Hoteliers in the town have complained that the water shortage is raising their expenses because they have to hire water trucks to fetch water from the dam, with 16,000 litres costing Sh5,000 a trip.

They suspected that there could be a cartel colluding with the water company’s corrupt officials to avoid paying their power bills and purchase substandard spare parts, which break down regularly.

“It is a sad state of affairs here because we now have to hire motorcyclists to get water for us at springs kilometres away, and they spend hours queuing because of the huge demand,” said Dorothy Mengich.

Uninspected water

Locals also fear water shortages could lead to outbreaks of cholera and other waterborne diseases in the area with a population of more than 60,000.

“We are now in danger of contracting waterborne diseases by consuming contaminated and uninspected water from springs,” said Daniel Ruto, a hotelier.

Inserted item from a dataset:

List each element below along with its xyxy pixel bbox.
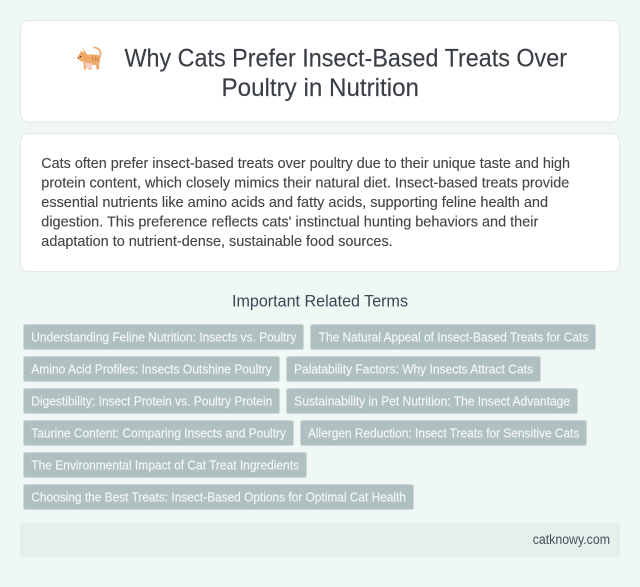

He said that the situation has been worsened by the lack of a sewer line in the town, with wastewater flowing in open gullies and trenches, posing a health hazard to residents.

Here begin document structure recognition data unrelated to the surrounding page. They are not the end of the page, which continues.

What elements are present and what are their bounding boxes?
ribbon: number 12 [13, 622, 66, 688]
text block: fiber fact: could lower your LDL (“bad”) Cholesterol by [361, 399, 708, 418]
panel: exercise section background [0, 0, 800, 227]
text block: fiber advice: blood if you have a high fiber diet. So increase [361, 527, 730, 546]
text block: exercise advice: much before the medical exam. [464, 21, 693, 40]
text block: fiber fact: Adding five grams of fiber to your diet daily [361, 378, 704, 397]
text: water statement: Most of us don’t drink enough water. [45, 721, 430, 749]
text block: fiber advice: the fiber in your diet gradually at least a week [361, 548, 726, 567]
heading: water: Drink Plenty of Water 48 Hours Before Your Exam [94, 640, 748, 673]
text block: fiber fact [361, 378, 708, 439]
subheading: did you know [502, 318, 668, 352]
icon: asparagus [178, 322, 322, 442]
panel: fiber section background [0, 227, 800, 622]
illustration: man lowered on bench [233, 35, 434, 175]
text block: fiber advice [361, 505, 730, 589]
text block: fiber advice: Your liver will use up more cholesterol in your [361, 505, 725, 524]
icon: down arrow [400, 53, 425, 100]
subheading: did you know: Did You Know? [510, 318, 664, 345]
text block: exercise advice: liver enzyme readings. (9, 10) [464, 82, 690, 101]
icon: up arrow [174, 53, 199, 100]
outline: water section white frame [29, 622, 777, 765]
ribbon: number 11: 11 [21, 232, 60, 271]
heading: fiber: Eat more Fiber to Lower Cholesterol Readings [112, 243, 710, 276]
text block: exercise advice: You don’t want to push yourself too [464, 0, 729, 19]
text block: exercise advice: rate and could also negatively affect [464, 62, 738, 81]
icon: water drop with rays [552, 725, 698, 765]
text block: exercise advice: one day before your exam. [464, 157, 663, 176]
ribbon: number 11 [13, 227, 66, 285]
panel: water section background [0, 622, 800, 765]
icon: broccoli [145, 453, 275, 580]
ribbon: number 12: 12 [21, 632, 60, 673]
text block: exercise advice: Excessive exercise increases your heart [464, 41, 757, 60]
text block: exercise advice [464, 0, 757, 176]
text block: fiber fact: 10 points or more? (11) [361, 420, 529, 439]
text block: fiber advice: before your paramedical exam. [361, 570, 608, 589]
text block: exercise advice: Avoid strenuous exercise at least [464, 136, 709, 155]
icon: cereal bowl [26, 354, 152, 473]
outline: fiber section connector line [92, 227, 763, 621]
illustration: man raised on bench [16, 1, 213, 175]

A view of the multi-billion-shilling Kirandich dam in the outskirts of Kabarnet town.

Photo credit: Florah Koech | Nation Media Group

Residents are now threatening to stage demonstrations if their plight is not addressed by the authorities.

Schools have not been spared either, with students wasting valuable study time to fetch water at the Emunyar and Kiberenge spring, the only lifeline for residents.

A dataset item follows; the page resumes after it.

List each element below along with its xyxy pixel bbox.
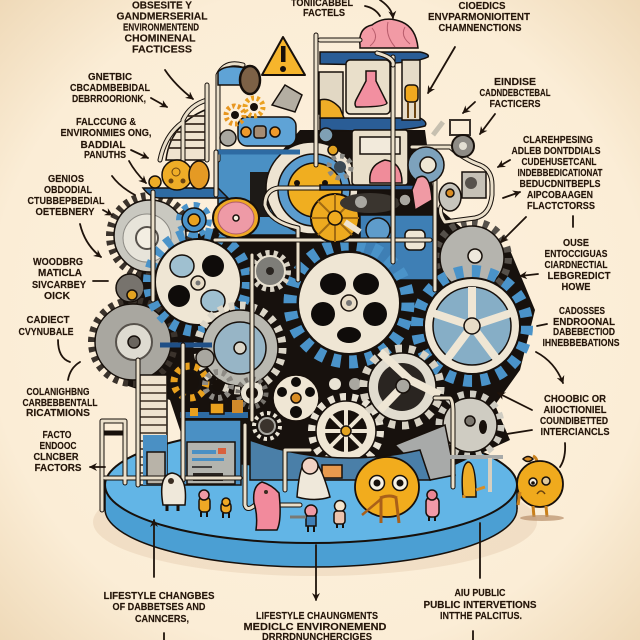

Those hit hardest are Kapropita Girls, Kaptimbor and Kabarnet Boys secondary schools, Kapropita Primary, Kiptilit, AIC Visa Oshwal, Kaprogonya, Kings Hill Academy, and Kaptimbor and Mumol primary schools.

Kirandich Water Company managing director Philip Chepsat told the Nation that the water in the dam is sufficient to serve the growing population but the regular water crisis was aggravated by the ageing pumping machines.

“Initially, there were five pumps that were supplying water to the storage tank in Kabarnet. Four of them have broken down over the years and the one that was replaced in 2019 also broke down two days ago, dealing a big blow to the water supply to locals,” he said.

Clients have accumulated debts

He added: “We incur huge costs pumping water using electricity to the storage tank, spending more than Sh2.5 million on electricity bills alone.”

The company, he said, is also reeling from the effects of the Covid-19 pandemic because clients have accumulated debts and workers had not been paid for three months, hampering maintenance work at the dam.

To make up for water shortages, he said, trucks will supply water to schools, health facilities and hotels until the machine is repaired or a new one purchased.

He said the stalled Sh2 billion phase two project, which involved extending water supply to Kabartonjo, Kiboino, Kapkut, Kituro, Kabasis and Kaptorokwo, was expected to ease perennial water shortages in Baringo Central and Baringo North sub-counties.

Recently, MCAs, led by Bartabwa Ward Rep Reuben Chepsongol and his Sacho counterpart John Tarus, accused the Kabarnet Water Company of inefficiency despite clients settling their water bills on time.

“The water company is grappling with managerial problems that need to be streamlined. Water leakages and payment of water bills are still big problems that need to be addressed,” Mr Chepsongol said.

The project was expected to introduce a power plant that would pump water from the water source to the destinations.

The design also included the laying of a sewerage system and waste management in Kabarnet for Sh700 million.

The cost of pumping water from the dam to the main tank in Kabarnet is expensive because it requires a lot of electricity, with the devolved unit spending more than Sh4 million every month yet it generates revenues of only Sh2 million.